Rédigé par Safaa KSAANI Dimanche 9 Octobre 2022

Une nouvelle politique publique de l’aménagement du territoire, prenant en considération des paramètres nouveaux, est de mise. Le point, sur ce débat plus que jamais actuel, avec Abdellatif Bouazza.



- Cette année, la 37ème édition de la Journée mondiale de l’habitat a été célébrée le 3 octobre. Quel est le maître mot pour cette année ?

- Du 1er au 31 octobre, ONU-Habitat célèbre « Octobre urbain » ponctué par l’organisation de nombreuses activités qui touchent à l’urbanisme, à l’aménagement, à l’habitat et aux établissements humains de façon générale. L’Assemblée Générale des Nations Unies a décidé de faire du premier lundi d’octobre de chaque année la Journée mondiale de l’habitat.
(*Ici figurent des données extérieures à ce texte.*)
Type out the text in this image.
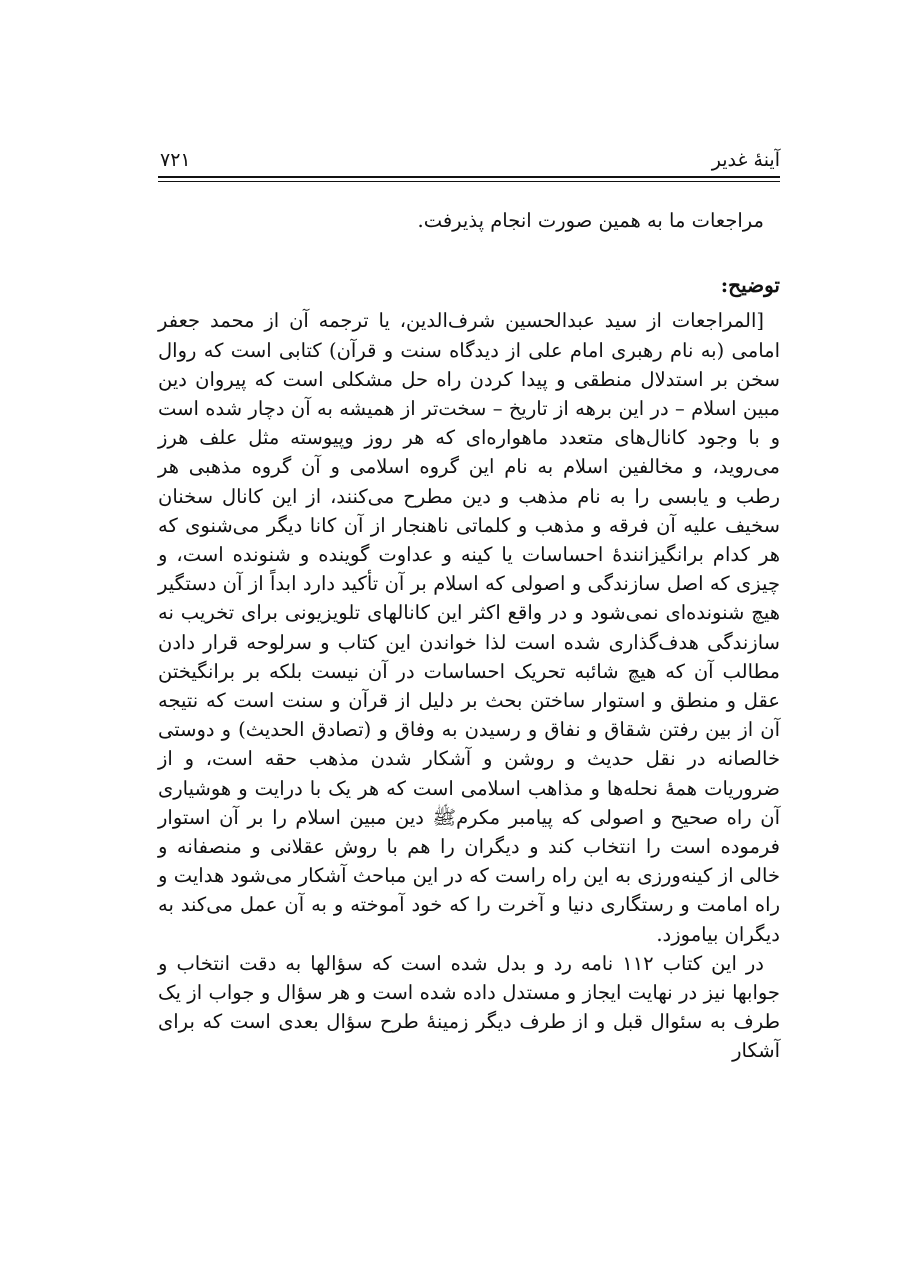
آینهٔ غدیر
۷۲۱

مراجعات ما به همین صورت انجام پذیرفت.

توضیح:

[المراجعات از سید عبدالحسین شرف‌الدین، یا ترجمه آن از محمد جعفر امامی (به نام رهبری امام علی از دیدگاه سنت و قرآن) کتابی است که روال سخن بر استدلال منطقی و پیدا کردن راه حل مشکلی است که پیروان دین مبین اسلام – در این برهه از تاریخ – سخت‌تر از همیشه به آن دچار شده است و با وجود کانال‌های متعدد ماهواره‌ای که هر روز وپیوسته مثل علف هرز می‌روید، و مخالفین اسلام به نام این گروه اسلامی و آن گروه مذهبی هر رطب و یابسی را به نام مذهب و دین مطرح می‌کنند، از این کانال سخنان سخیف علیه آن فرقه و مذهب و کلماتی ناهنجار از آن کانا دیگر می‌شنوی که هر کدام برانگیزانندهٔ احساسات یا کینه و عداوت گوینده و شنونده است، و چیزی که اصل سازندگی و اصولی که اسلام بر آن تأکید دارد ابداً از آن دستگیر هیچ شنونده‌ای نمی‌شود و در واقع اکثر این کانالهای تلویزیونی برای تخریب نه سازندگی هدف‌گذاری شده است لذا خواندن این کتاب و سرلوحه قرار دادن مطالب آن که هیچ شائبه تحریک احساسات در آن نیست بلکه بر برانگیختن عقل و منطق و استوار ساختن بحث بر دلیل از قرآن و سنت است که نتیجه آن از بین رفتن شقاق و نفاق و رسیدن به وفاق و (تصادق الحدیث) و دوستی خالصانه در نقل حدیث و روشن و آشکار شدن مذهب حقه است، و از ضروریات همهٔ نحله‌ها و مذاهب اسلامی است که هر یک با درایت و هوشیاری آن راه صحیح و اصولی که پیامبر مکرمﷺ دین مبین اسلام را بر آن استوار فرموده است را انتخاب کند و دیگران را هم با روش عقلانی و منصفانه و خالی از کینه‌ورزی به این راه راست که در این مباحث آشکار می‌شود هدایت و راه امامت و رستگاری دنیا و آخرت را که خود آموخته و به آن عمل می‌کند به دیگران بیاموزد.

در این کتاب ۱۱۲ نامه رد و بدل شده است که سؤالها به دقت انتخاب و جوابها نیز در نهایت ایجاز و مستدل داده شده است و هر سؤال و جواب از یک طرف به سئوال قبل و از طرف دیگر زمینهٔ طرح سؤال بعدی است که برای آشکار
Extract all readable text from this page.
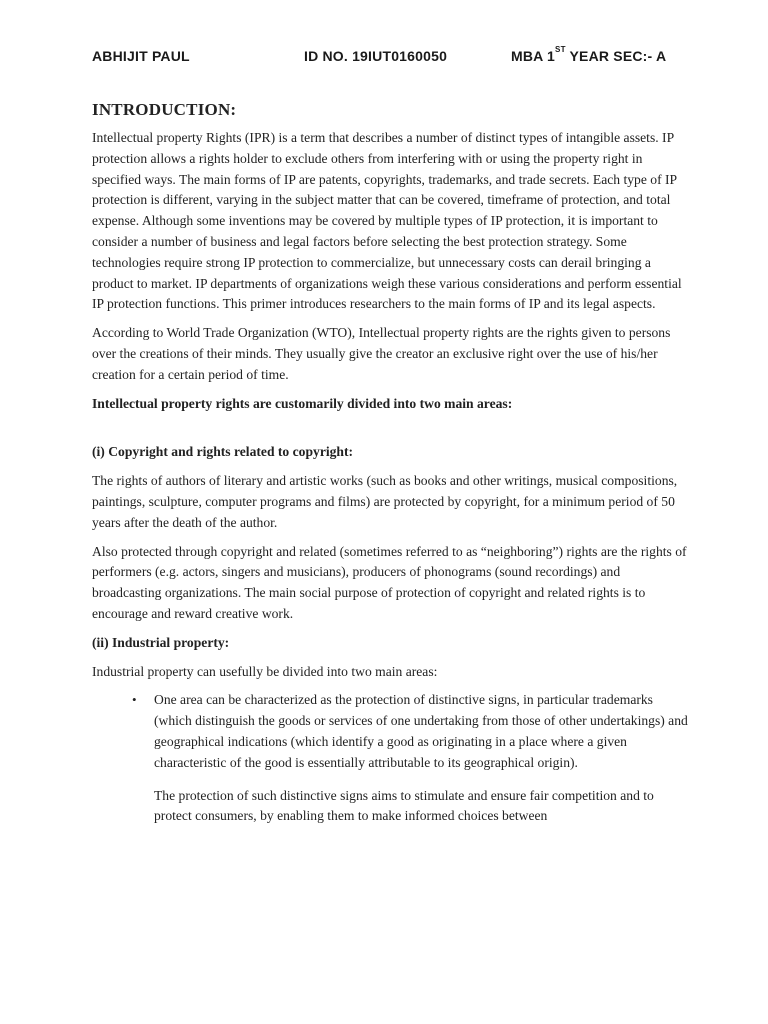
ABHIJIT PAUL	ID NO. 19IUT0160050	MBA 1ST YEAR SEC:- A
INTRODUCTION:

Intellectual property Rights (IPR) is a term that describes a number of distinct types of intangible assets. IP protection allows a rights holder to exclude others from interfering with or using the property right in specified ways. The main forms of IP are patents, copyrights, trademarks, and trade secrets. Each type of IP protection is different, varying in the subject matter that can be covered, timeframe of protection, and total expense. Although some inventions may be covered by multiple types of IP protection, it is important to consider a number of business and legal factors before selecting the best protection strategy. Some technologies require strong IP protection to commercialize, but unnecessary costs can derail bringing a product to market. IP departments of organizations weigh these various considerations and perform essential IP protection functions. This primer introduces researchers to the main forms of IP and its legal aspects.

According to World Trade Organization (WTO), Intellectual property rights are the rights given to persons over the creations of their minds. They usually give the creator an exclusive right over the use of his/her creation for a certain period of time.

Intellectual property rights are customarily divided into two main areas:

(i) Copyright and rights related to copyright:

The rights of authors of literary and artistic works (such as books and other writings, musical compositions, paintings, sculpture, computer programs and films) are protected by copyright, for a minimum period of 50 years after the death of the author.

Also protected through copyright and related (sometimes referred to as “neighboring”) rights are the rights of performers (e.g. actors, singers and musicians), producers of phonograms (sound recordings) and broadcasting organizations. The main social purpose of protection of copyright and related rights is to encourage and reward creative work.

(ii) Industrial property:

Industrial property can usefully be divided into two main areas:

• One area can be characterized as the protection of distinctive signs, in particular trademarks (which distinguish the goods or services of one undertaking from those of other undertakings) and geographical indications (which identify a good as originating in a place where a given characteristic of the good is essentially attributable to its geographical origin).

The protection of such distinctive signs aims to stimulate and ensure fair competition and to protect consumers, by enabling them to make informed choices between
Cette année, le thème choisi est : «Attention à l’écart ! Ne laissez personne ni aucun lieu de côté». Un thème qui tombe à point nommé. Malheureusement, la pandémie a fait beaucoup de dégâts. En 2021, elle a créé 163 millions nouveaux pauvres, selon les estimations des Nations Unies. La crise climatique et celle des conflits ne sont pas moins durement ressenties. Le 31 octobre, on célèbre la journée mondiale des villes sous le thème : «Act Local to Go Global ».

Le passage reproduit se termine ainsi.